It sounds like a no-brainer: If someone paid you to take time off to kick back and relax, would you say "no, thanks"?
Based on a new Glassdoor survey, the average U.S. employee only takes half (51%) of their eligible paid time off (the average paid time off is 10 days for full-time professionals according to the Bureau of Labor Statistics). That’s an increase from 2008 when the average time left not taken was three days.
What’s more, when they do pry themselves from their jobs to enjoy a getaway, three in five (61%) admit they still check work email.
We get it. Vacations can be tough on the wallet. One in 10 surveyed by Glassdoor said they used time off to look for another job. Others are afraid to lose their job or are gunning for a raise or promotion.
It’s also hard when you know you’re going to get sucked back in to the office, even while your toes are stuck in the sand. Nearly a quarter (24%) of employees on vacation are contacted by a coworker, and 20% were contacted by their boss about a work-related matter, according to the Glassdoor study.
The reality is, taking all your paid time off is good for your health and productivity. Science says so.
Jessica de Bloom, a researcher from Radboud University in the Netherlands published some findings on longer vacations. Basically, workers who took two weeks or more off to relax and have fun felt great during their time away, but the boost dissipated after returning to work. Disregard these benefits at your own risk, de Bloom told NPR. "It would be a bit like asking, 'Why do we sleep despite the fact that we get tired again?'" We know that sleep is integral to maintaining our brain's physiological function. The experiences had while on vacation, though, have longer lasting effects. And viewing past experiences in a positive light can also affect your current state of happiness.

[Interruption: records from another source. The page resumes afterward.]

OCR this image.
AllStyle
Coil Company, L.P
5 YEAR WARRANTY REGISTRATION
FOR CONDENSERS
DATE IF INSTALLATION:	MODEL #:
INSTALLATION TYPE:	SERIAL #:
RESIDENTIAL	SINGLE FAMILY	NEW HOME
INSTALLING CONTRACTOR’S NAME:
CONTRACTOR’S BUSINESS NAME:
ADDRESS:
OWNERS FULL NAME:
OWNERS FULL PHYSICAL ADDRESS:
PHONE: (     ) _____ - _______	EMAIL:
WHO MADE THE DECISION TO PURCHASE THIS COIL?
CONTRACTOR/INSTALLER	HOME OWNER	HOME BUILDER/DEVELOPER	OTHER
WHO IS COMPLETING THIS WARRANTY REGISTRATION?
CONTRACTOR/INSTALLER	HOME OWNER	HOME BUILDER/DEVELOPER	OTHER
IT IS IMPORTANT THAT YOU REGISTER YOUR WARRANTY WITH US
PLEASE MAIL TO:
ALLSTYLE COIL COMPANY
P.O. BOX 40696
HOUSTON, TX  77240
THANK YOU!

Besides the obvious injection of happiness that comes from spending time doing something you love, the renowned Framingham Heart Study found that vacations actually reduce the risk of heart disease. Men who didn’t take a vacation for several years were 30% more likely to have heart attacks. Before you think about banking your time off, know that the study found that skipping for just one year could increase your risk of heart disease.

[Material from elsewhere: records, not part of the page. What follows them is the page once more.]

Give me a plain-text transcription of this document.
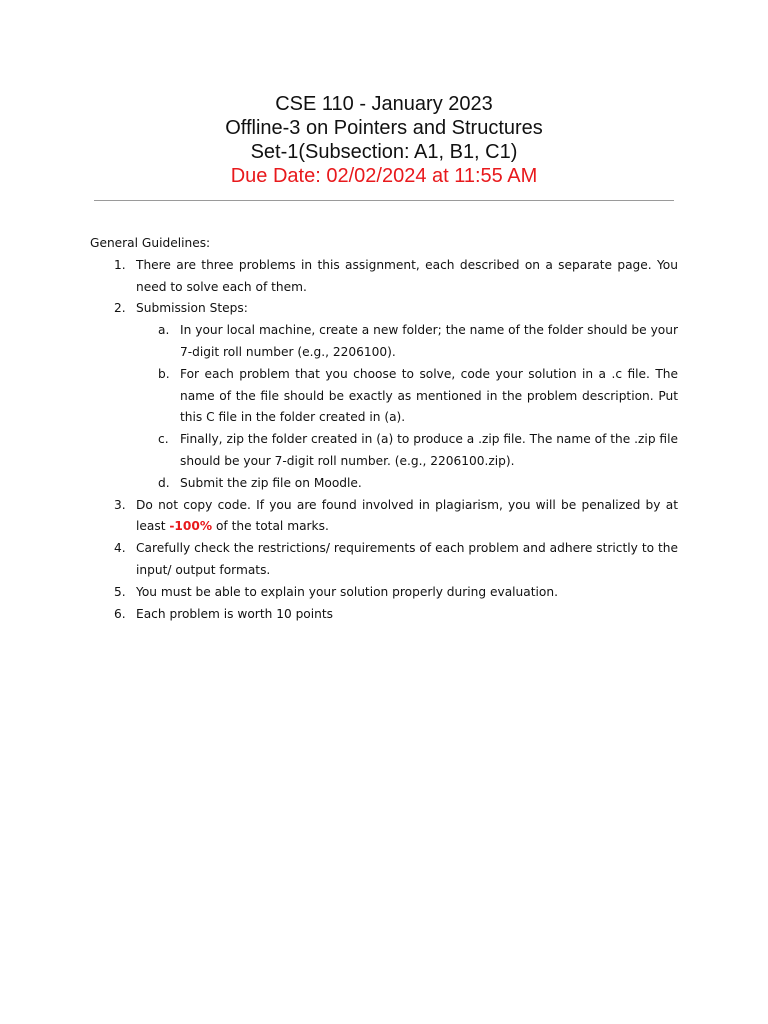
CSE 110 - January 2023
Offline-3 on Pointers and Structures
Set-1(Subsection: A1, B1, C1)
Due Date: 02/02/2024 at 11:55 AM
General Guidelines:
1. There are three problems in this assignment, each described on a separate page. You need to solve each of them.
2. Submission Steps:
a. In your local machine, create a new folder; the name of the folder should be your 7-digit roll number (e.g., 2206100).
b. For each problem that you choose to solve, code your solution in a .c file. The name of the file should be exactly as mentioned in the problem description. Put this C file in the folder created in (a).
c. Finally, zip the folder created in (a) to produce a .zip file. The name of the .zip file should be your 7-digit roll number. (e.g., 2206100.zip).
d. Submit the zip file on Moodle.
3. Do not copy code. If you are found involved in plagiarism, you will be penalized by at least -100% of the total marks.
4. Carefully check the restrictions/ requirements of each problem and adhere strictly to the input/ output formats.
5. You must be able to explain your solution properly during evaluation.
6. Each problem is worth 10 points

For many of us, time off means time to play—in water, snow, woods, or desert. Stuart Brown, a psychiatrist and founder of the National Institute for Play in California, says active play is necessary to build our brains into responsive, flexible, skilled and more social instruments. All good traits on the job.
Unfortunately, as the workplace rewards the most driven, play time is seen as unproductive or lazy. Scientists discovered that when young rats are deprived of play, their brains don’t develop properly and their cortisol—our stress hormone—stays so high, the rats die.

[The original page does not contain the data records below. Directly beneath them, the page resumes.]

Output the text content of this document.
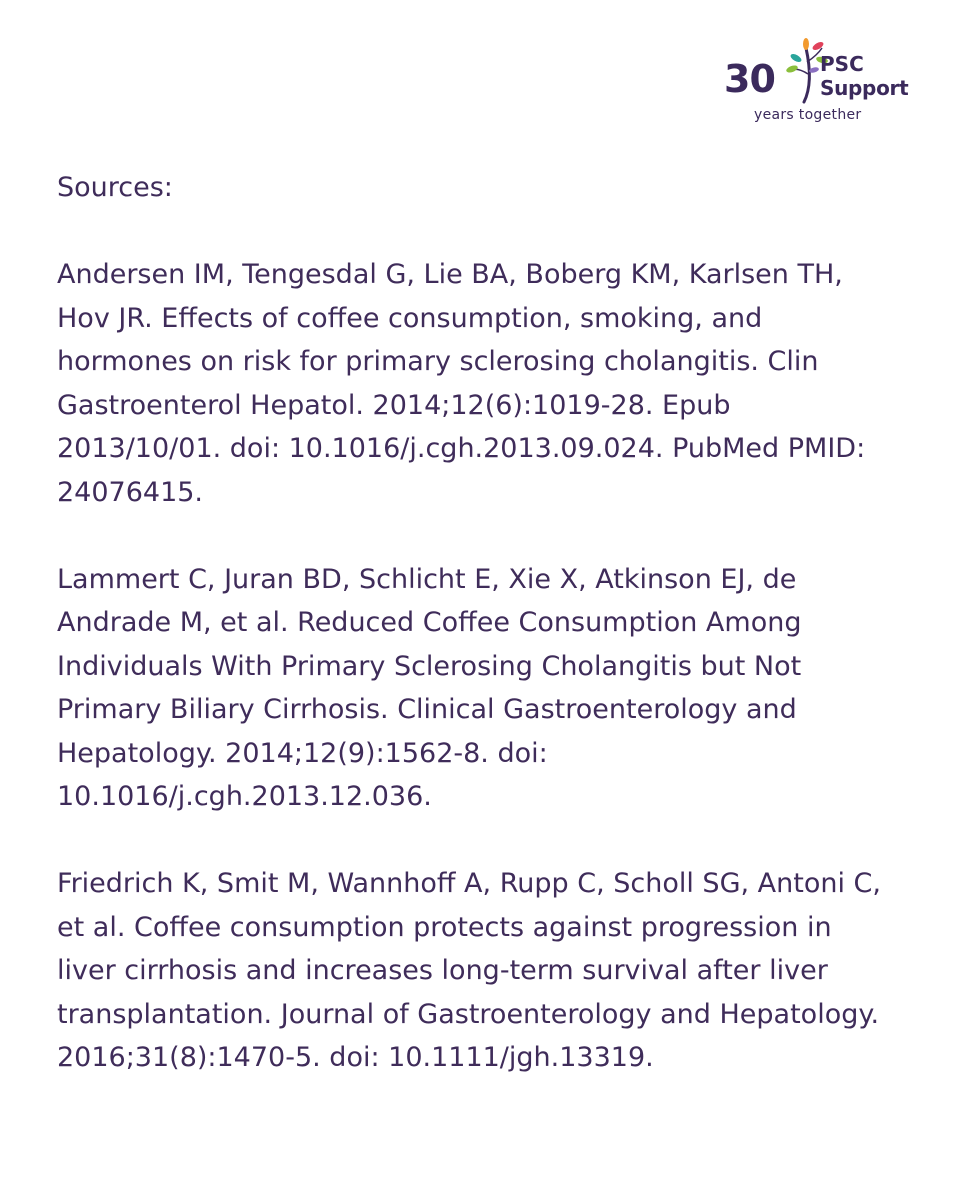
30 PSC
Support
years together
Sources:

Andersen IM, Tengesdal G, Lie BA, Boberg KM, Karlsen TH, Hov JR. Effects of coffee consumption, smoking, and hormones on risk for primary sclerosing cholangitis. Clin Gastroenterol Hepatol. 2014;12(6):1019-28. Epub 2013/10/01. doi: 10.1016/j.cgh.2013.09.024. PubMed PMID: 24076415.

Lammert C, Juran BD, Schlicht E, Xie X, Atkinson EJ, de Andrade M, et al. Reduced Coffee Consumption Among Individuals With Primary Sclerosing Cholangitis but Not Primary Biliary Cirrhosis. Clinical Gastroenterology and Hepatology. 2014;12(9):1562-8. doi: 10.1016/j.cgh.2013.12.036.

Friedrich K, Smit M, Wannhoff A, Rupp C, Scholl SG, Antoni C, et al. Coffee consumption protects against progression in liver cirrhosis and increases long-term survival after liver transplantation. Journal of Gastroenterology and Hepatology. 2016;31(8):1470-5. doi: 10.1111/jgh.13319.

We’d all like to have more self-control and grit —critical traits that predict success in work and life. To build the kind of mindset that allows you to adapt and thrive, it’s important to learn how to relax. If you don’t Deborah Mulhern says, you won’t be able to in the future. The clinical psychologist told ABC News:
Without time and opportunity to do this, the neural connections that produce feelings of calm and peacefulness become weaker, making it actually more difficult to shift into less-stressed modes. What neuroscience is showing is that we require down time in order for our bodies to go through the process of restoration. It is only when we are safe from external stresses that our bodies can relax enough to activate restoration.